Because of our usage of port IO in the secure boot for guest VMs feature that we've been developing for XCP-ng, we will discuss the emulation of port IO devices.
In order to emulate a port IO device, you must implement a user space program in a privileged domain (we would recommend a hardware domain separate from your dom0, if possible). After interface initialization, this program requests that Xen initializes for it what is called an IOREQ server (i.e., I/O Request Server). An IOREQ server is an I/O communication management construct implemented by the hypervisor. It is registered to a specific domain, the hypervisor allocates for it two pages of memory for I/O requests (one page for buffered I/O and one page for non-buffered I/O), it has an ID, and has event channel ports allocated to it. Once the hypervisor initializes the IOREQ server, the hypervisor will return via the kernel driver to userspace the ID for that server. Userspace must subsequently request that the pages of memory for that server are mapped into user address space, that the hypervisor bind the IOREQ server event channel ports to the domain that devices are to be emulated for, and that the hypervisor notifies this user-space program via event channels of guest accesses to a specified range of IO ports.
Once this circuitry is hooked up, instruction traps into Xen made by that guest's port IO requests will be recognized as being in the range of specified IO ports for the IOREQ server (see
xen/arch/x86/hvm/ioreq.c:hvm_select_ioreq_server ). The hypervisor will copy the IO data to the IO server page, and issue an event notification to the IO server event channel port. This notification will propagate through the hypervisor/kernel boundary to the kernel as an interrupt, and from the kernel to user space as a return value from the
poll system call executed on the event channel file descriptor. The application can then use the memory (which, as described above, has already been mapped into this application's address space) to read the IO request being issued and emulate the expected behavior of the device. The application can return data to the guest by writing back to the IO memory pages and issuing an event channel notification.

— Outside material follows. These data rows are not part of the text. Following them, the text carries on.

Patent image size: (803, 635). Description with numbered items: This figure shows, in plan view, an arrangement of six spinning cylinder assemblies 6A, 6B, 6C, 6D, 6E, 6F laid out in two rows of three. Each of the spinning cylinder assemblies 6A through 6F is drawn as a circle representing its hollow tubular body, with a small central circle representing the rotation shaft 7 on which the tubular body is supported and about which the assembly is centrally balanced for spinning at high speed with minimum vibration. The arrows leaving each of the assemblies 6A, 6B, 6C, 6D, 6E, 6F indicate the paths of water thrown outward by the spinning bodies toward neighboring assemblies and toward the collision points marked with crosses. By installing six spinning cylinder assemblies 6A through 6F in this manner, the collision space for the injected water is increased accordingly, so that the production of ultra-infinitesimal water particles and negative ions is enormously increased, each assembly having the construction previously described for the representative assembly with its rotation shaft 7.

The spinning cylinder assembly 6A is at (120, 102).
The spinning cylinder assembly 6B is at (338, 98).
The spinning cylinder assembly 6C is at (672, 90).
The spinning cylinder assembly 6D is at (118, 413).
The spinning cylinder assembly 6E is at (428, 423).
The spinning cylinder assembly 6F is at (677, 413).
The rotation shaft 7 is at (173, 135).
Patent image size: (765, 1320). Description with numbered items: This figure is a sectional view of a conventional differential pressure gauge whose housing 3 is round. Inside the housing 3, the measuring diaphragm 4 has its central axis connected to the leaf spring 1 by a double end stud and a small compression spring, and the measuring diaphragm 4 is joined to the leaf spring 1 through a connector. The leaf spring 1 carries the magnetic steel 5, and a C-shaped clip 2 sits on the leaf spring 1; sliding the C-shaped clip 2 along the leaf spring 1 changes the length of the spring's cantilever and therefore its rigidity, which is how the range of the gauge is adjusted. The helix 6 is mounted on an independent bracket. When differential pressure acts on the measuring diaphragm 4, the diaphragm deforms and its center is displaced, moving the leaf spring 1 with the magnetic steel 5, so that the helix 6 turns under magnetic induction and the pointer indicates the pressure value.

The IOREQ server infrastructure in Xen allows for a relatively easy and simple implementation of the necessary "hookups" between your device emulator and the guest. The above method for device emulation is used by QEMU and the Xen reference implementation DEMU, and can be used for MMIO as well as PIO.
This approach also allows us to offload sensitive workloads to protected domains, using the hypervisor and hardware-enforced memory isolation between the domains as a high-privilege security boundary (i.e., a malicious guest program will lack access to the domain doing the emulation). This is the exact approach we have followed for protecting the sensitive information for "Secure Boot"-enabled guests on XCP-ng. That, however, will be for a future blog post.